Current guidelines recommend providing some kind of supplemental nutrition shortly after a child is admitted to an ICU, generally through a nasogastic feeding tube. But this method doesn't always result in optimum recovery for pediatric patients, according to new findings published in the New England Journal of Medicine.
Researchers performed a prospective randomized controlled trial to look at outcomes for 1,440 patients and investigate what differences there might be between those receiving varying types of intravenous feeding at certain points throughout their treatments. They looked at outcomes for patients undergoing enteral nutrition, any kind of feeding that delivers calories through the gastrointestinal tract, and parenteral nutrition, or intravenous feeding.

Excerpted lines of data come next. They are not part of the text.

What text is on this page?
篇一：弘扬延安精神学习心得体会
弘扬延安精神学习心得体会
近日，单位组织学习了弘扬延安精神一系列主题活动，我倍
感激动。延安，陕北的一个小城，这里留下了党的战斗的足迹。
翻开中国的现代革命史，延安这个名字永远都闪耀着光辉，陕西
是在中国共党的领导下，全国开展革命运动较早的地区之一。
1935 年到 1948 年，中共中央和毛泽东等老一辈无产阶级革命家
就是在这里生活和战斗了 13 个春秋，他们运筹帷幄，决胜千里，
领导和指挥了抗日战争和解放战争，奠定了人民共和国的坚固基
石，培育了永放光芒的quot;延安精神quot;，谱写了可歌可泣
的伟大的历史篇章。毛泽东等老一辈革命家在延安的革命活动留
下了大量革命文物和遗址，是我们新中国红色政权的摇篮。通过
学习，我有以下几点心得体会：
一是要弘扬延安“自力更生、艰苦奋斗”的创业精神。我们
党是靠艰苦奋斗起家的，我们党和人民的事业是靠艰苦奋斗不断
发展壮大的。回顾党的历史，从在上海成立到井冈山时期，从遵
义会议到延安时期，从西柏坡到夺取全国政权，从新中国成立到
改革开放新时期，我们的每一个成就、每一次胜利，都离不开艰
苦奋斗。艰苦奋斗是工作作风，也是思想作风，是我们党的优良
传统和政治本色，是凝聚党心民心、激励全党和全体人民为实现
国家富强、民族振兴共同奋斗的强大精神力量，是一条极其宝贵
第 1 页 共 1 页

The investigators found that overall, small amounts of food ingested by mouth, or no food at all either orally or via feeding tube, was associated with better outcomes than artificial nutrition. Children in these groups were less likely to experience complications such as organ failure or infection and recovered faster.
"In critically ill children, withholding parenteral nutrition for one week while administering micronutrients intravenously was clinically superior to providing early parenteral nutrition to supplement insufficient enteral nutrition," the authors wrote.